Baai Tujhyapayi, a new Marathi show on Zee5, is set in the early 1990s in the remote village of Vesaich Vadgaon, Maharashtra. It follows Ahilya, a girl with dreams of becoming a doctor who must navigate 500-year-old oppressive customs that still govern village life. The core conflict arrives when the community’s tradition dictates that girls are married off at puberty, leaving Ahilya to decide whether to hide her own coming of age or fight to rewrite her future.

Director Nipun Avinash Dharmadhikari builds a gritty, atmospheric world. The visuals pull you into a rough, intimate space where every close-up feels charged with unease. The series treats its subject like puberty and the pressure to marry young; as something many would rather not talk about, but which cannot be brushed aside. The mood and texture recall acclaimed, atmospherically minded works, using restraint over spectacle to heighten impact. Stylistically, the show nods to the mood and texture of films like Tumbbad, employing a restrained production approach that lets the narrative and characters breathe. It’s this discipline that allows the audience to focus on the human stakes rather than on star power.

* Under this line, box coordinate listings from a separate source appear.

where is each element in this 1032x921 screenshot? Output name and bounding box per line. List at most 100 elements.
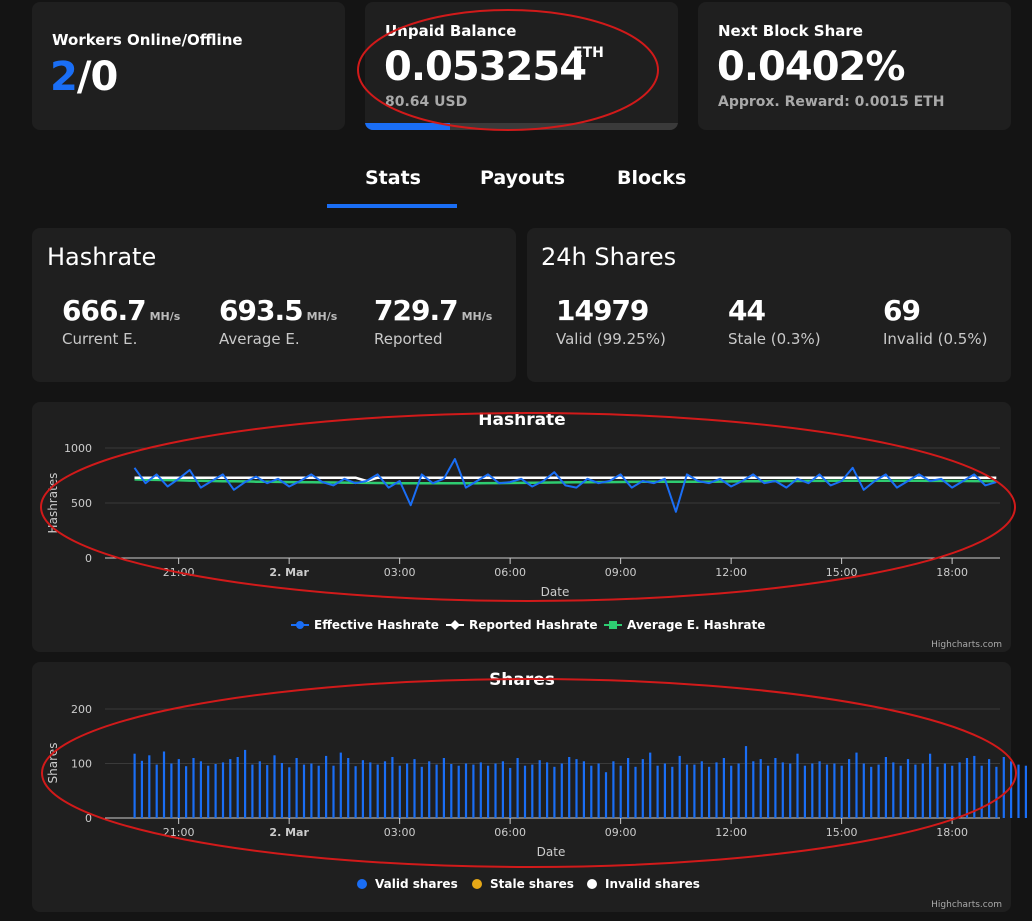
- share-bar: [604, 772, 608, 818]
- x-tick-label: 18:00: [936, 826, 968, 839]
- share-bar: [207, 765, 210, 818]
- share-bar: [722, 758, 725, 818]
- share-bar: [627, 758, 630, 818]
- share-bar: [862, 763, 865, 818]
- share-bar: [870, 766, 873, 818]
- share-bar: [361, 760, 364, 818]
- share-bar: [936, 766, 939, 818]
- share-bar: [730, 765, 733, 818]
- shares-x-ticks: 21:00 2. Mar 03:00 06:00 09:00 12:00 15:00 18:0…: [163, 826, 968, 839]
- share-bar: [973, 755, 976, 818]
- legend-effective-label: Effective Hashrate: [314, 618, 439, 632]
- share-bar: [752, 761, 755, 818]
- share-bar: [1002, 757, 1005, 818]
- shares-x-axis-label: Date: [537, 845, 566, 859]
- share-bar: [619, 765, 622, 818]
- share-bar: [759, 759, 762, 818]
- share-bar: [892, 762, 895, 818]
- share-bar: [251, 764, 254, 818]
- hashrate-chart-credits[interactable]: Highcharts.com: [931, 640, 1002, 650]
- legend-stale-label: Stale shares: [490, 877, 574, 891]
- share-bar: [921, 763, 924, 818]
- legend-stale-shares[interactable]: Stale shares: [472, 877, 574, 891]
- hashrate-series: [133, 458, 997, 513]
- legend-average-label: Average E. Hashrate: [627, 618, 765, 632]
- share-bar: [877, 764, 880, 818]
- share-bar: [236, 757, 239, 818]
- shares-chart-credits[interactable]: Highcharts.com: [931, 900, 1002, 910]
- share-bar: [487, 765, 490, 818]
- legend-valid-shares[interactable]: Valid shares: [357, 877, 458, 891]
- share-bar: [133, 753, 136, 818]
- share-bar: [516, 758, 519, 818]
- share-bar: [383, 761, 387, 818]
- share-bar: [317, 765, 320, 818]
- share-bar: [472, 764, 475, 818]
- share-bar: [663, 763, 666, 818]
- x-tick-label: 03:00: [384, 566, 416, 579]
- share-bar: [369, 762, 372, 818]
- share-bar: [951, 765, 954, 818]
- share-bar: [811, 763, 814, 818]
- share-bar: [280, 763, 283, 818]
- share-bar: [774, 758, 777, 818]
- share-bar: [413, 759, 416, 818]
- share-bar: [332, 765, 335, 818]
- legend-reported-label: Reported Hashrate: [469, 618, 598, 632]
- share-bar: [818, 761, 821, 818]
- share-bar: [221, 762, 225, 818]
- share-bar: [958, 762, 961, 818]
- legend-valid-label: Valid shares: [375, 877, 458, 891]
- share-bar: [1024, 765, 1027, 818]
- share-bar: [568, 757, 571, 818]
- share-bar: [199, 761, 202, 818]
- share-bar: [840, 765, 843, 818]
- x-tick-label: 06:00: [494, 826, 526, 839]
- share-bar: [803, 765, 806, 818]
- series-line-effective-hashrate: [133, 458, 997, 513]
- share-bar: [943, 763, 946, 818]
- share-bar: [464, 763, 468, 818]
- share-bar: [398, 765, 401, 818]
- share-bar: [995, 766, 998, 818]
- share-bar: [884, 757, 887, 818]
- share-bar: [428, 761, 431, 818]
- legend-reported-hashrate[interactable]: Reported Hashrate: [446, 618, 598, 632]
- legend-effective-hashrate[interactable]: Effective Hashrate: [291, 618, 439, 632]
- share-bar: [479, 762, 482, 818]
- share-bar: [767, 765, 770, 818]
- share-bar: [825, 764, 829, 818]
- x-tick-label: 18:00: [936, 566, 968, 579]
- share-bar: [273, 755, 276, 818]
- share-bar: [737, 763, 740, 818]
- legend-invalid-label: Invalid shares: [605, 877, 700, 891]
- share-bar: [575, 759, 578, 818]
- share-bar: [170, 763, 173, 818]
- share-bar: [708, 766, 711, 818]
- x-tick-label: 03:00: [384, 826, 416, 839]
- legend-average-hashrate[interactable]: Average E. Hashrate: [604, 618, 765, 632]
- x-tick-label: 12:00: [715, 826, 747, 839]
- legend-invalid-shares[interactable]: Invalid shares: [587, 877, 700, 891]
- share-bar: [612, 761, 615, 818]
- share-bar: [1010, 761, 1013, 818]
- share-bar: [509, 767, 512, 818]
- share-bar: [906, 759, 910, 818]
- share-bar: [214, 764, 217, 818]
- share-bar: [693, 764, 696, 818]
- share-bar: [678, 755, 681, 818]
- share-bar: [435, 764, 438, 818]
- x-tick-label: 2. Mar: [269, 566, 309, 579]
- x-tick-label: 21:00: [163, 826, 195, 839]
- share-bar: [980, 765, 983, 818]
- shares-bars: [133, 746, 1027, 818]
- x-tick-label: 09:00: [605, 566, 637, 579]
- share-bar: [192, 758, 195, 818]
- x-tick-label: 15:00: [826, 826, 858, 839]
- share-bar: [148, 755, 151, 818]
- share-bar: [523, 765, 527, 818]
- x-tick-label: 12:00: [715, 566, 747, 579]
- share-bar: [789, 763, 792, 818]
- share-bar: [649, 752, 652, 818]
- share-bar: [700, 761, 703, 818]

The cast; Sajiri Joshi, Kshitee Jog, Siddhesh Dhuri, and Shivraj Waichal—keeps the spotlight on vulnerability and truth, avoiding the lure of celebrity vanity and delivering a more grounded viewing experience. At its heart, the story is simple yet powerful: a girl with dreams of serving her village as a doctor must weigh that dream against the risk that puberty will seal her fate in an arranged marriage.

The narrative promises a close look at how families in such communities cling to tradition, and how one determined young woman might challenge that order. The show has drawn attention for its grounded, human approach to crucial themes, gender, agency, and the cost of entrenched customs, presented through intimate performances and a stark, real-world setting.